Уже почувствовавший один раз вкус победы Малой, постукивая кулаком об кулак, готовился к схватке. Я молча взял перчатки и надел их. Впервые в жизни примерив боксерские перчатки, я стоял в нерешительности, пока парни не толкнули нас в спины и не крикнули: «Начали!» У меня тут же потемнело в глазах. Впоследствии я немного занимался боксом и узнал, что это был джеб. Подняв кулаки и пригнув голову, я попробовал двигаться, как парни, за которыми мне приходилось наблюдать раньше. Когда я пытался нанести удар, мой противник уворачивался и в ответ прилетал очередной джеб. Я получил в лицо еще несколько раз. «Если разозлюсь — проиграю», — пробормотал я про себя и изо всех сил сжал губы. В какой-то момент от точного джеба у меня пошла из носа кровь. Я наклонился, чтобы избежать следующего, и двинул кулаком вверх. Почувствовал через перчатку сильный удар. Малой рухнул навзничь. Но быстро встал, попрыгал на месте и снова ринулся на меня.
— Хватит, хватит, — разнял нас наш рефери.
Между тем у меня продолжала хлестать из носа кровь, вся рубашка спереди была измазана красным.
— Кровищи-то, — пробормотал парень-рефери и вытер мне лицо полотенцем, которое болталось у него на плечах. От полотенца шел невыносимый кислый запах пота.
— Нормально же дрались, ты чего это? — засопел Малой.
— Хорош, ничья. Ты был в нокдауне, а он ранен.
Видимо, посчитав мое кровотечение достаточным для сохранения своей репутации, Малой перестал бурчать и снял перчатки.

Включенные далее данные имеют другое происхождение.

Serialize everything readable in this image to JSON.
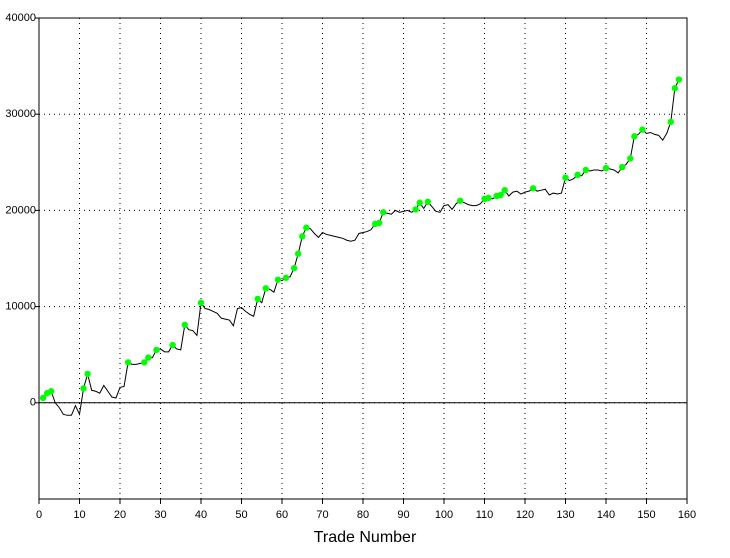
{
  "chart_data": {
    "type": "line",
    "x_label": "Trade Number",
    "xlim": [
      0,
      160
    ],
    "xticks": [
      0,
      10,
      20,
      30,
      40,
      50,
      60,
      70,
      80,
      90,
      100,
      110,
      120,
      130,
      140,
      150,
      160
    ],
    "ylim": [
      -10000,
      40000
    ],
    "yticks": [
      0,
      10000,
      20000,
      30000,
      40000
    ],
    "grid": true,
    "series": [
      {
        "type": "line",
        "color": "#000000",
        "x": [
          1,
          2,
          3,
          4,
          5,
          6,
          7,
          8,
          9,
          10,
          11,
          12,
          13,
          14,
          15,
          16,
          17,
          18,
          19,
          20,
          21,
          22,
          23,
          24,
          25,
          26,
          27,
          28,
          29,
          30,
          31,
          32,
          33,
          34,
          35,
          36,
          37,
          38,
          39,
          40,
          41,
          42,
          43,
          44,
          45,
          46,
          47,
          48,
          49,
          50,
          51,
          52,
          53,
          54,
          55,
          56,
          57,
          58,
          59,
          60,
          61,
          62,
          63,
          64,
          65,
          66,
          67,
          68,
          69,
          70,
          71,
          72,
          73,
          74,
          75,
          76,
          77,
          78,
          79,
          80,
          81,
          82,
          83,
          84,
          85,
          86,
          87,
          88,
          89,
          90,
          91,
          92,
          93,
          94,
          95,
          96,
          97,
          98,
          99,
          100,
          101,
          102,
          103,
          104,
          105,
          106,
          107,
          108,
          109,
          110,
          111,
          112,
          113,
          114,
          115,
          116,
          117,
          118,
          119,
          120,
          121,
          122,
          123,
          124,
          125,
          126,
          127,
          128,
          129,
          130,
          131,
          132,
          133,
          134,
          135,
          136,
          137,
          138,
          139,
          140,
          141,
          142,
          143,
          144,
          145,
          146,
          147,
          148,
          149,
          150,
          151,
          152,
          153,
          154,
          155,
          156,
          157,
          158
        ],
        "values": [
          500,
          1000,
          1200,
          0,
          -500,
          -1200,
          -1300,
          -1300,
          -300,
          -1200,
          1500,
          3000,
          1300,
          1200,
          1000,
          1800,
          1200,
          600,
          500,
          1600,
          1700,
          4200,
          4000,
          4000,
          4100,
          4200,
          4700,
          4700,
          5500,
          5600,
          5300,
          5300,
          6000,
          5600,
          5500,
          8100,
          7600,
          7500,
          7000,
          10400,
          9800,
          9700,
          9500,
          9300,
          8800,
          8700,
          8600,
          8000,
          9800,
          9900,
          9500,
          9200,
          9000,
          10800,
          10400,
          11900,
          11800,
          11500,
          12800,
          12700,
          13000,
          13100,
          14000,
          15500,
          17300,
          18200,
          18100,
          17600,
          17200,
          17700,
          17500,
          17400,
          17300,
          17200,
          17100,
          16900,
          16800,
          16900,
          17600,
          17700,
          17800,
          18000,
          18600,
          18700,
          19800,
          19700,
          19600,
          20000,
          19800,
          19900,
          20000,
          19800,
          20100,
          20800,
          20200,
          20900,
          20400,
          19900,
          19800,
          20500,
          20600,
          20100,
          20700,
          21000,
          20800,
          20600,
          20500,
          20500,
          20700,
          21200,
          21300,
          21200,
          21500,
          21600,
          22100,
          21500,
          21900,
          22000,
          21700,
          21900,
          22000,
          22300,
          22000,
          22100,
          22200,
          21600,
          21800,
          21700,
          21800,
          23400,
          23100,
          23300,
          23700,
          23600,
          24200,
          24100,
          24200,
          24200,
          24100,
          24400,
          24300,
          24200,
          23900,
          24500,
          24800,
          25400,
          27700,
          27900,
          28400,
          28000,
          28100,
          27900,
          27800,
          27300,
          28000,
          29200,
          32700,
          33600
        ]
      },
      {
        "type": "scatter",
        "color": "#00ff00",
        "x": [
          1,
          2,
          3,
          11,
          12,
          22,
          26,
          27,
          29,
          33,
          36,
          40,
          54,
          56,
          59,
          61,
          63,
          64,
          65,
          66,
          83,
          84,
          85,
          93,
          94,
          96,
          104,
          110,
          111,
          113,
          114,
          115,
          122,
          130,
          133,
          135,
          140,
          144,
          146,
          147,
          149,
          156,
          157,
          158
        ],
        "values": [
          500,
          1000,
          1200,
          1500,
          3000,
          4200,
          4200,
          4700,
          5500,
          6000,
          8100,
          10400,
          10800,
          11900,
          12800,
          13000,
          14000,
          15500,
          17300,
          18200,
          18600,
          18700,
          19800,
          20100,
          20800,
          20900,
          21000,
          21200,
          21300,
          21500,
          21600,
          22100,
          22300,
          23400,
          23700,
          24200,
          24400,
          24500,
          25400,
          27700,
          28400,
          29200,
          32700,
          33600
        ]
      }
    ]
  }
}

— Дома скажешь: тренировался и ударился. Раньше боксом занимался? — спросил меня рефери.
— Нет, первый раз.
— Да ладно, апперкот не знал? Да у тебя талант. Как звать-то?
— Пак Мину.
— Я Чемён. Можешь меня называть «братан». Его зовут Мину. Слыхал? Пожми руку Мину.
Мы с Малым неловко пожали друг другу руки.
Поведение Чемёна произвело на меня сильное впечатление. Он ни разу не задел ни мою гордость, ни самолюбие Малого и так просто принял меня в их компанию.
До моего выпуска из школы мы крепко дружили с братьями. Чемёну, второму сыну в семье, тогда было около двадцати лет. Старшему, Чесопу, было где-то двадцать два года. Он приезжал домой раз в несколько месяцев, оставался на пару-тройку недель и опять куда-то исчезал. Малой, третий по старшинству среди братьев, был взрослее меня на год. А еще у них была единственная младшая сестра, Мёсун. Она была на два-три года моложе меня.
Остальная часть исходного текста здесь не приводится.